Depuis quelques années, l’Internet des objets (souvent abrégé IoT, pour « Internet of Things ») a envahi nos foyers. Lumières que l’on allume et portes de garage que l’on ouvre à distance, thermostat que l’on peut ajuster sans être à la maison, cafetière qui se met en marche en même temps que notre cadran sonne le matin, la plupart de ces objets peuvent maintenant être reliés à des interfaces sur nos téléphones portables. Que ce soit parce que nous entrons davantage en interaction avec les douces voix des Siri et Alexa de ce monde, ou simplement parce que ces commodités ont toujours fait partie de nos vies sous une forme ou une autre, le fait que des acteurs malveillants puissent retourner ces objets contre nous nous échappe. La pandémie et les mesures de confinement n’ont fait qu’accélérer l’acquisition de ces objets. Si on prend l’exemple du Royaume-Uni, des données recueillies par le Department for Digital, Culture, Media and Sports montrent que 49 % des Britanniques ont fait l’achat d’un appareil connecté à l’IoT depuis mars 2020.

Entre 30 et 40 milliards d’appareils connectés à Internet sont actuellement en fonction autour du globe. Or, ce ne sont pas que les ménages qui sont à risque. En tout, c’est une grille de plus d’un trillion de capteurs qui échangent de l’information reliant différents secteurs d’activité névralgiques : transport, santé, économie, etc. Les manufacturiers, mais aussi nos gouvernements, tardent néanmoins à garantir que ces immenses réseaux de communications restent étanches face aux intrusions malveillantes. Plusieurs appareils n’ont simplement aucune forme de système de défense et nos élus semblent à peine s’éveiller aux dangers inhérents à l’IoT.

Un fossé à combler

En quoi une banale cafetière peut-elle représenter une menace pour le citoyen lambda ? Selon un rapport de la firme Comcast, le ménage américain moyen ferait l’objet de 104 brèches par mois. Ce n’est pas l’appareil lui-même qui est visé, mais le réseau auquel il est connecté. Ces appareils ménagers sont en fait des tremplins vers les cellulaires et les ordinateurs portables, mines d’or de renseignements personnels, qui permettent à ceux qui s’en emparent de commettre des actions beaucoup plus dommageables. Puisqu’ils ont une capacité de mémoire microscopique, ces objets ne peuvent pas être munis de systèmes antivirus ou pare-feu sophistiqués. Ajoutons à cela le fait que les manufacturiers répondent aux simples intérêts mercantiles : développer ce genre de dispositif de sécurité représente pour eux une perte de temps qui retarde l’accès à un marché toujours plus saturé. Selon un sondage de Tripwire, plus de 300 spécialistes américains et européens travaillant au sein de firmes développant des appareils reliés à l’IoT affirment que 99 % de leurs produits comportent des problèmes de sécurité.        

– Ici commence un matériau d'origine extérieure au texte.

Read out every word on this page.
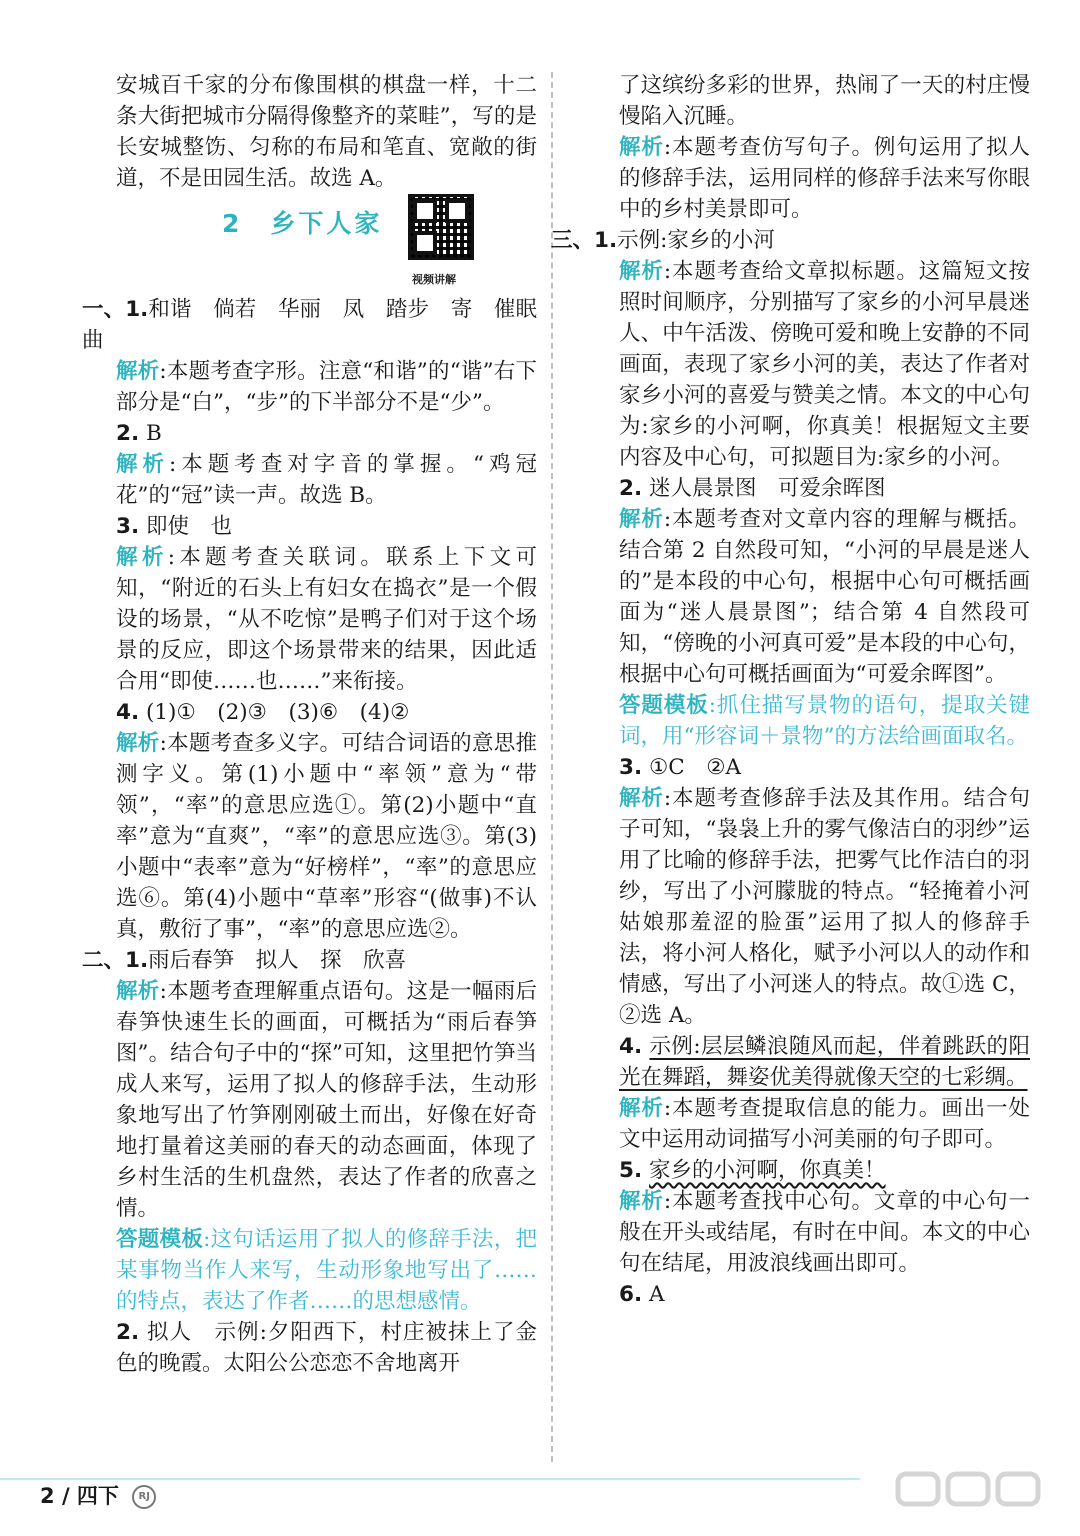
安城百千家的分布像围棋的棋盘一样，十二条大街把城市分隔得像整齐的菜畦”，写的是长安城整饬、匀称的布局和笔直、宽敞的街道，不是田园生活。故选 A。

2　 乡下人家
视频讲解

一、1.和谐　倘若　华丽　凤　踏步　寄　催眠曲

解析:本题考查字形。注意“和谐”的“谐”右下部分是“白”，“步”的下半部分不是“少”。

2. B

解析:本题考查对字音的掌握。“鸡冠花”的“冠”读一声。故选 B。

3. 即使　也

解析:本题考查关联词。联系上下文可知，“附近的石头上有妇女在捣衣”是一个假设的场景，“从不吃惊”是鸭子们对于这个场景的反应，即这个场景带来的结果，因此适合用“即使……也……”来衔接。

4. (1)①　(2)③　(3)⑥　(4)②

解析:本题考查多义字。可结合词语的意思推测字义。第(1)小题中“率领”意为“带领”，“率”的意思应选①。第(2)小题中“直率”意为“直爽”，“率”的意思应选③。第(3)小题中“表率”意为“好榜样”，“率”的意思应选⑥。第(4)小题中“草率”形容“(做事)不认真，敷衍了事”，“率”的意思应选②。

二、1.雨后春笋　拟人　探　欣喜

解析:本题考查理解重点语句。这是一幅雨后春笋快速生长的画面，可概括为“雨后春笋图”。结合句子中的“探”可知，这里把竹笋当成人来写，运用了拟人的修辞手法，生动形象地写出了竹笋刚刚破土而出，好像在好奇地打量着这美丽的春天的动态画面，体现了乡村生活的生机盘然，表达了作者的欣喜之情。

答题模板:这句话运用了拟人的修辞手法，把某事物当作人来写，生动形象地写出了……的特点，表达了作者……的思想感情。

2. 拟人　示例:夕阳西下，村庄被抹上了金色的晚霞。太阳公公恋恋不舍地离开

了这缤纷多彩的世界，热闹了一天的村庄慢慢陷入沉睡。

解析:本题考查仿写句子。例句运用了拟人的修辞手法，运用同样的修辞手法来写你眼中的乡村美景即可。

三、1.示例:家乡的小河

解析:本题考查给文章拟标题。这篇短文按照时间顺序，分别描写了家乡的小河早晨迷人、中午活泼、傍晚可爱和晚上安静的不同画面，表现了家乡小河的美，表达了作者对家乡小河的喜爱与赞美之情。本文的中心句为:家乡的小河啊，你真美！根据短文主要内容及中心句，可拟题目为:家乡的小河。

2. 迷人晨景图　可爱余晖图

解析:本题考查对文章内容的理解与概括。结合第 2 自然段可知，“小河的早晨是迷人的”是本段的中心句，根据中心句可概括画面为“迷人晨景图”；结合第 4 自然段可知，“傍晚的小河真可爱”是本段的中心句，根据中心句可概括画面为“可爱余晖图”。

答题模板:抓住描写景物的语句，提取关键词，用“形容词＋景物”的方法给画面取名。

3. ①C　②A

解析:本题考查修辞手法及其作用。结合句子可知，“袅袅上升的雾气像洁白的羽纱”运用了比喻的修辞手法，把雾气比作洁白的羽纱，写出了小河朦胧的特点。“轻掩着小河姑娘那羞涩的脸蛋”运用了拟人的修辞手法，将小河人格化，赋予小河以人的动作和情感，写出了小河迷人的特点。故①选 C，②选 A。

4. 示例:层层鳞浪随风而起，伴着跳跃的阳光在舞蹈，舞姿优美得就像天空的七彩绸。

解析:本题考查提取信息的能力。画出一处文中运用动词描写小河美丽的句子即可。

5. 家乡的小河啊，你真美！

解析:本题考查找中心句。文章的中心句一般在开头或结尾，有时在中间。本文的中心句在结尾，用波浪线画出即可。

6. A

2 / 四下 RJ
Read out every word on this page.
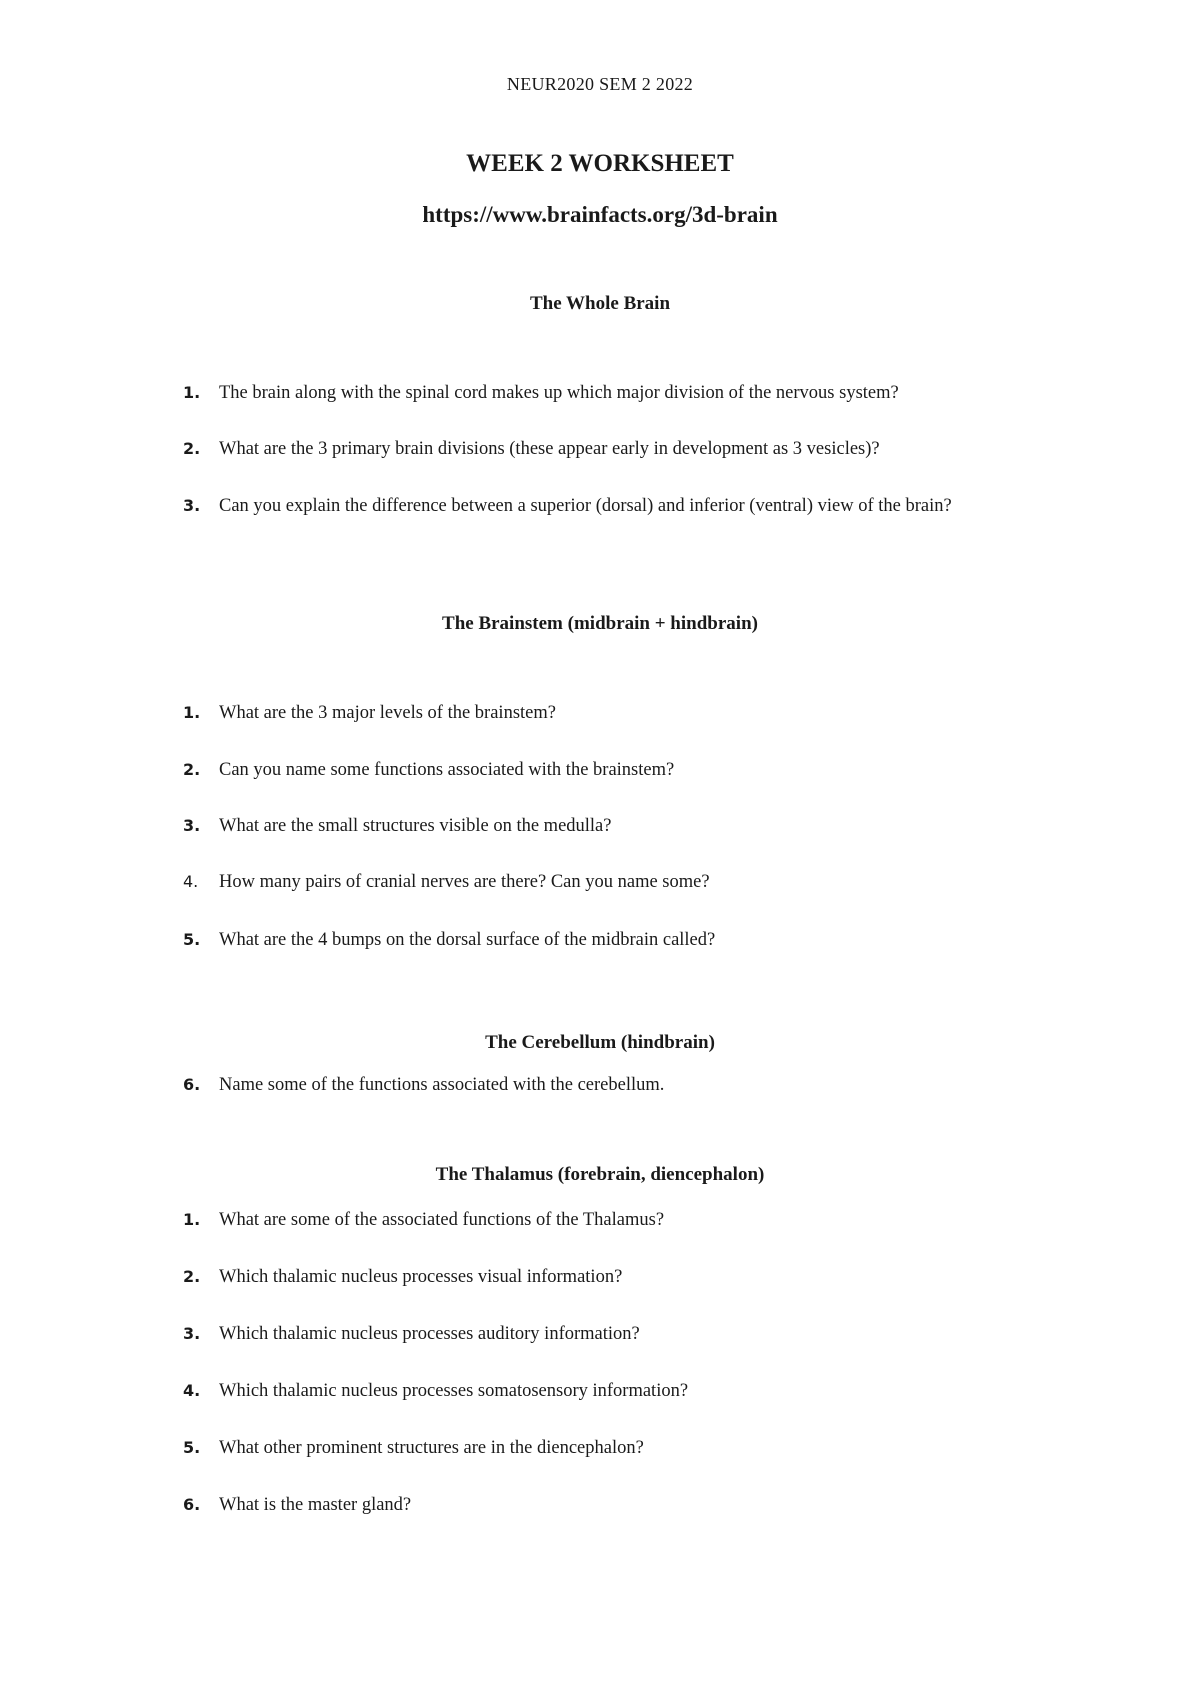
NEUR2020 SEM 2 2022
WEEK 2 WORKSHEET
https://www.brainfacts.org/3d-brain
The Whole Brain
1.	The brain along with the spinal cord makes up which major division of the nervous system?
2.	What are the 3 primary brain divisions (these appear early in development as 3 vesicles)?
3.	Can you explain the difference between a superior (dorsal) and inferior (ventral) view of the brain?
The Brainstem (midbrain + hindbrain)
1.	What are the 3 major levels of the brainstem?
2.	Can you name some functions associated with the brainstem?
3.	What are the small structures visible on the medulla?
4.	How many pairs of cranial nerves are there? Can you name some?
5.	What are the 4 bumps on the dorsal surface of the midbrain called?
The Cerebellum (hindbrain)
6.	Name some of the functions associated with the cerebellum.
The Thalamus (forebrain, diencephalon)
1.	What are some of the associated functions of the Thalamus?
2.	Which thalamic nucleus processes visual information?
3.	Which thalamic nucleus processes auditory information?
4.	Which thalamic nucleus processes somatosensory information?
5.	What other prominent structures are in the diencephalon?
6.	What is the master gland?
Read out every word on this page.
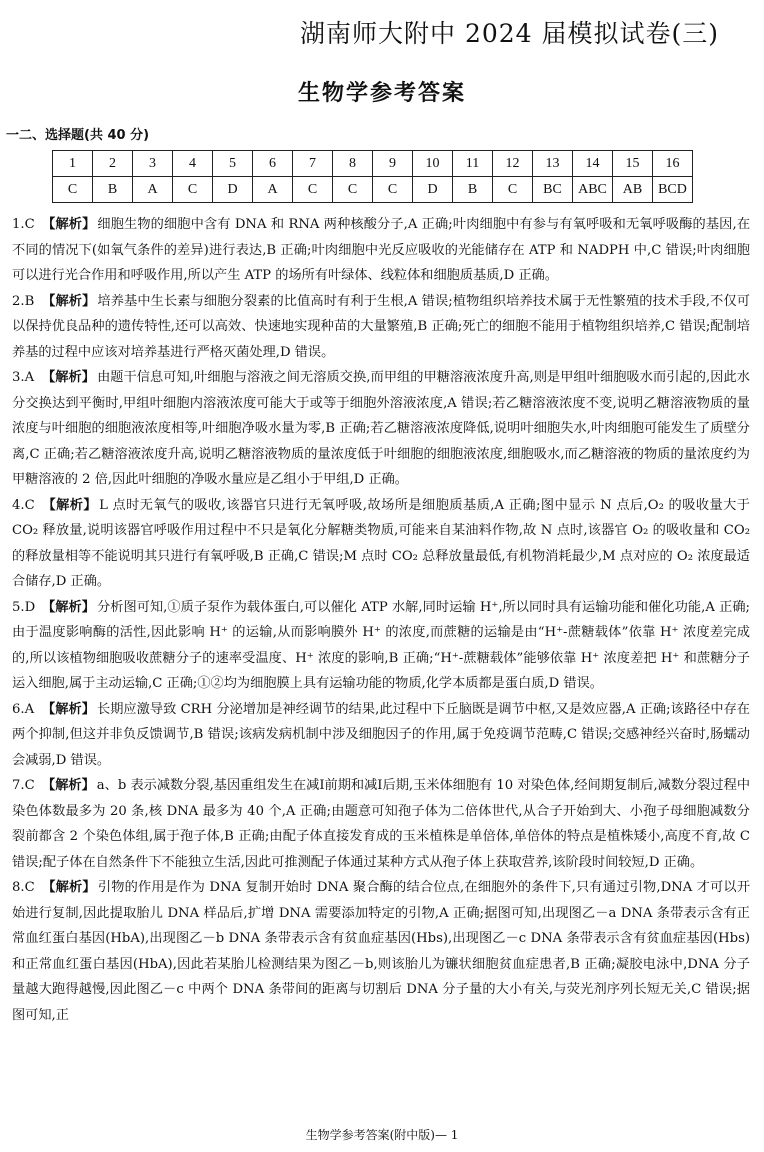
湖南师大附中 2024 届模拟试卷(三)
生物学参考答案
一二、选择题(共 40 分)
1	2	3	4	5	6	7	8	9	10	11	12	13	14	15	16
C	B	A	C	D	A	C	C	C	D	B	C	BC	ABC	AB	BCD

1.C 【解析】 细胞生物的细胞中含有 DNA 和 RNA 两种核酸分子,A 正确;叶肉细胞中有参与有氧呼吸和无氧呼吸酶的基因,在不同的情况下(如氧气条件的差异)进行表达,B 正确;叶肉细胞中光反应吸收的光能储存在 ATP 和 NADPH 中,C 错误;叶肉细胞可以进行光合作用和呼吸作用,所以产生 ATP 的场所有叶绿体、线粒体和细胞质基质,D 正确。

2.B 【解析】 培养基中生长素与细胞分裂素的比值高时有利于生根,A 错误;植物组织培养技术属于无性繁殖的技术手段,不仅可以保持优良品种的遗传特性,还可以高效、快速地实现种苗的大量繁殖,B 正确;死亡的细胞不能用于植物组织培养,C 错误;配制培养基的过程中应该对培养基进行严格灭菌处理,D 错误。

3.A 【解析】 由题干信息可知,叶细胞与溶液之间无溶质交换,而甲组的甲糖溶液浓度升高,则是甲组叶细胞吸水而引起的,因此水分交换达到平衡时,甲组叶细胞内溶液浓度可能大于或等于细胞外溶液浓度,A 错误;若乙糖溶液浓度不变,说明乙糖溶液物质的量浓度与叶细胞的细胞液浓度相等,叶细胞净吸水量为零,B 正确;若乙糖溶液浓度降低,说明叶细胞失水,叶肉细胞可能发生了质壁分离,C 正确;若乙糖溶液浓度升高,说明乙糖溶液物质的量浓度低于叶细胞的细胞液浓度,细胞吸水,而乙糖溶液的物质的量浓度约为甲糖溶液的 2 倍,因此叶细胞的净吸水量应是乙组小于甲组,D 正确。

4.C 【解析】 L 点时无氧气的吸收,该器官只进行无氧呼吸,故场所是细胞质基质,A 正确;图中显示 N 点后,O₂ 的吸收量大于 CO₂ 释放量,说明该器官呼吸作用过程中不只是氧化分解糖类物质,可能来自某油料作物,故 N 点时,该器官 O₂ 的吸收量和 CO₂ 的释放量相等不能说明其只进行有氧呼吸,B 正确,C 错误;M 点时 CO₂ 总释放量最低,有机物消耗最少,M 点对应的 O₂ 浓度最适合储存,D 正确。

5.D 【解析】 分析图可知,①质子泵作为载体蛋白,可以催化 ATP 水解,同时运输 H⁺,所以同时具有运输功能和催化功能,A 正确;由于温度影响酶的活性,因此影响 H⁺ 的运输,从而影响膜外 H⁺ 的浓度,而蔗糖的运输是由“H⁺-蔗糖载体”依靠 H⁺ 浓度差完成的,所以该植物细胞吸收蔗糖分子的速率受温度、H⁺ 浓度的影响,B 正确;“H⁺-蔗糖载体”能够依靠 H⁺ 浓度差把 H⁺ 和蔗糖分子运入细胞,属于主动运输,C 正确;①②均为细胞膜上具有运输功能的物质,化学本质都是蛋白质,D 错误。

6.A 【解析】 长期应激导致 CRH 分泌增加是神经调节的结果,此过程中下丘脑既是调节中枢,又是效应器,A 正确;该路径中存在两个抑制,但这并非负反馈调节,B 错误;该病发病机制中涉及细胞因子的作用,属于免疫调节范畴,C 错误;交感神经兴奋时,肠蠕动会减弱,D 错误。

7.C 【解析】 a、b 表示减数分裂,基因重组发生在减Ⅰ前期和减Ⅰ后期,玉米体细胞有 10 对染色体,经间期复制后,减数分裂过程中染色体数最多为 20 条,核 DNA 最多为 40 个,A 正确;由题意可知孢子体为二倍体世代,从合子开始到大、小孢子母细胞减数分裂前都含 2 个染色体组,属于孢子体,B 正确;由配子体直接发育成的玉米植株是单倍体,单倍体的特点是植株矮小,高度不育,故 C 错误;配子体在自然条件下不能独立生活,因此可推测配子体通过某种方式从孢子体上获取营养,该阶段时间较短,D 正确。

8.C 【解析】 引物的作用是作为 DNA 复制开始时 DNA 聚合酶的结合位点,在细胞外的条件下,只有通过引物,DNA 才可以开始进行复制,因此提取胎儿 DNA 样品后,扩增 DNA 需要添加特定的引物,A 正确;据图可知,出现图乙－a DNA 条带表示含有正常血红蛋白基因(HbA),出现图乙－b DNA 条带表示含有贫血症基因(Hbs),出现图乙－c DNA 条带表示含有贫血症基因(Hbs)和正常血红蛋白基因(HbA),因此若某胎儿检测结果为图乙－b,则该胎儿为镰状细胞贫血症患者,B 正确;凝胶电泳中,DNA 分子量越大跑得越慢,因此图乙－c 中两个 DNA 条带间的距离与切割后 DNA 分子量的大小有关,与荧光剂序列长短无关,C 错误;据图可知,正

生物学参考答案(附中版)— 1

Comment expliquer une telle négligence ? Dans le même sondage, seulement 12 % des spécialistes consultés estiment que leurs équipes techniques ont les capacités nécessaires pour gérer la sécurité de leurs appareils. En fait, les réseaux qui relient ces appareils et les chaînes d’approvisionnement qui permettent le développement de ces technologies seraient simplement trop complexes pour répondre aux impératifs de l’industrie. Évidemment, aucun manufacturier ne peut espérer contrôler de A à Z le processus de création et de mise en ligne de ces appareils. D’une part, c’est une véritable nébuleuse de fournisseurs, d’assembleurs, d’opérateurs réseau et d’administrateurs qui doivent s’assurer qu’un système n’est pas compromis. D’autre part, ces appareils ne communiquent pas entre eux dans le langage traditionnel des Microsoft, Apple ou Linux auquel les développeurs sont tant habitués. Les vulnérabilités de ces systèmes sont donc multiples.

Une prise d’otage cybernétique

La manipulation de l’Internet des objets par des acteurs malveillants devient particulièrement inquiétante lorsque des vies humaines sont dans la ligne de mire. Le secteur de la santé est la cible première des pirates utilisant des appareils branchés à l’IoT pour accomplir leurs méfaits. Selon la firme Checkpoint, 79 % des vols de données aux États-Unis entre mars et décembre 2020 ont touché le système de santé, une augmentation de 45 % par rapport à la période prépandémique. Les hôpitaux étaient déjà particulièrement dans la mire des pirates du web utilisant des rançongiciels : avec des vies humaines en jeu, les cibles étaient nettement plus susceptibles de baisser pavillon. Plusieurs centaines d’établissements de santé ont ainsi vu les données personnelles d’au moins 500 de leurs patients être compromises. Les tremplins utilisés : pompes à insulines, stimulateurs cardiaques, indicateurs de pression artérielle et autres outils du quotidien des professionnels de la santé. Dans plusieurs cas, ces plateformes ont été utilisées pour exiger des rançons alors que des patients en danger étaient de réels otages.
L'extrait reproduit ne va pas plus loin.